OpenStack helps deliver data insights at CBA

Open source pays off for bank’s Analytics and Information team

OpenStack, together with a substantial array of other open source projects, is aiding the efforts of the Commonwealth Bank’s data scientists to build a culture of experimentation at CBA.

Quinton Anderson — head of systems engineering for the bank’s Analytics and Information team — yesterday told the OpenStack Summit in Sydney that open source is helping crunch vast amounts of data, with insights fed into bank’s product systems to personalise engagement with CBA’s customers.

He said that data analysis is also helping deliver insights directly to the bank’s employees, “allowing our internal staff to know what’s going on, not only with our business but with our customers’ business and within our customers’ lives, and making decisions in business operations.”

“When you think about what it takes to not only personalise but fully target and really understand what your customers need, it’s very much a data and experimentation exercise,” Anderson said.

“We started our data journey four to five years ago, really trying to mature the way that we approach both management of data and machine learning for that purpose.”

The bank has some “fairly large Hadoop clusters” as well “some fairly traditional data warehousing technology”. Initially the Hadoop clusters were running on hardware in CBA’s data centres, with Cloudera installed directly onto physical servers.

“That worked in the beginning but as you can imagine comes with a bunch of inherent restraints which we needed to work through,” Anderson added. “The primary ones are obviously unit cost, cost of change every time we have to do large upgrades etc, but also the developer experience was not amazing.”

The Analytics and Information team embarked on a journey to “cloud-enable” some of the technologies it was employing, speeding up the process of experimentation as well as making it “a lot cheaper and lot more deterministic.”

“The technology stack that we landed on is not all that unique,” Anderson told the summit.

At the bottom is OpenStack’s Ironic service for provisioning bare metal servers. “The reason for Ironic for the initial set of use cases is big data processing [with] very stateful services — you want to be close to disk,” Anderson said. “Also increasingly as we move into microservices, the VM abstraction is in a lot of ways uncomfortable if you want to drive immutability.”

On top of Ironic, CBA relies on a range of other open source software, including Ubuntu, Docker for containers, Kubernetes for container orchestration, Calico for networking, Vault for secrets management, and Mesos and Marathon for resource orchestration.
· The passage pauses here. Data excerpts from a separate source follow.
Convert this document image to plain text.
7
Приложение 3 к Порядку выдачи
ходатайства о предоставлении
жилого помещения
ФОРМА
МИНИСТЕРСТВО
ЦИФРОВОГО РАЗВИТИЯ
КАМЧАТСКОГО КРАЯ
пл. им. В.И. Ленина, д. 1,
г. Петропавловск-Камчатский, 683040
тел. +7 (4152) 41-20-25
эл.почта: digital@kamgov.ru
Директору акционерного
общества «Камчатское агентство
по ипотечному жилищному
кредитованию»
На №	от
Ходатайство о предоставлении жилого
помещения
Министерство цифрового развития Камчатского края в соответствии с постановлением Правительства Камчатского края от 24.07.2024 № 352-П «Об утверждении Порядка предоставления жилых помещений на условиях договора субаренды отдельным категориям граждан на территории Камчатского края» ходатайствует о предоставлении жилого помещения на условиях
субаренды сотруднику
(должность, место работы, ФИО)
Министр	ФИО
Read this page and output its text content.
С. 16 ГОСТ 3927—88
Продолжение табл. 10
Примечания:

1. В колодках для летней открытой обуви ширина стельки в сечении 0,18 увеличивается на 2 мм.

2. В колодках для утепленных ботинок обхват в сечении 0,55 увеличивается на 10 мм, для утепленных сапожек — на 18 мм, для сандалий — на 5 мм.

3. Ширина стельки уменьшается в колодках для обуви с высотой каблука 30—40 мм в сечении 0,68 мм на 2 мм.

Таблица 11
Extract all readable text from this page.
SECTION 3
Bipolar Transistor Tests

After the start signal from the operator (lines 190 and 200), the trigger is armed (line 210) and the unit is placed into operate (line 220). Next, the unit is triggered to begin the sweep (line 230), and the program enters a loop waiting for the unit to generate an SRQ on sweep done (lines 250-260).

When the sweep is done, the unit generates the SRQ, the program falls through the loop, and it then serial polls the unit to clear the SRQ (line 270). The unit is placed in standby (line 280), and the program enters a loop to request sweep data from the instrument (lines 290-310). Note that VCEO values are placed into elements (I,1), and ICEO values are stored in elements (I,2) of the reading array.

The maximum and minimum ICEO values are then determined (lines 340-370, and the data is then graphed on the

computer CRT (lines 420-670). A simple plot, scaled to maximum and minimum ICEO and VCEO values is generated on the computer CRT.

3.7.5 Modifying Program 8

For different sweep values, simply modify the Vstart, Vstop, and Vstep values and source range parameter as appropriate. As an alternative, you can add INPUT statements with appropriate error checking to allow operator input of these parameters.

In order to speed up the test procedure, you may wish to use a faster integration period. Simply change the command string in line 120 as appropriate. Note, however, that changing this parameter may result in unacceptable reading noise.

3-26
CBA data scientists’ toolkits include R, Apache Spark and Hadoop, Anderson said.

Anderson said it’s a “fairly typical” stack but added: “What we feel like we’ve done fairly uniquely is we focused on continuous delivery at all layers of the stack. We also focused on versioning through codification and immutability at all layers of the stack. “

“So for us, an upgrade of an operating system or even changing the permissions on a folder inside an operating system in an underlying host is not a matter of SSHing into a box but rather updating a declarative form of the environment and issuing a pull request, and allowing the tooling to make all the changes on your behalf,” Anderson said.

“This is true for operating system, it’s true for containers, it’s true for container clusters, container orchestrators, monitoring, alerting – absolutely everything. We use the same basic interaction pattern, which is versioning through codification, automation through codification and continuous delivery applying the changes off the back of that.”

“What we’ve done in the overall stack is we’ve composed a rather large number of open source projects together in order to generate our business outcomes,” Anderson told the summit.

The approach relies on “different levels” of composition, from build-time composition, through to deploy-time composition and run-time composition, he said.

“We believe strongly that versioning through codification gives us an absolute base case to be able to change all of those different levels of compositions and therefore services and systems in a sustainable manner over time because it allows us to recreate environments,” Anderson said.

“It allows us to build automation in a scalable manner and it allows us to recreate environments and therefore have automated testing, which is the basis of on which safe change can take place.”

Although the team began with an OpenStack-based environment, over time the same approach is being moved over into public cloud environments as part of a hybrid cloud strategy, Anderson told the summit.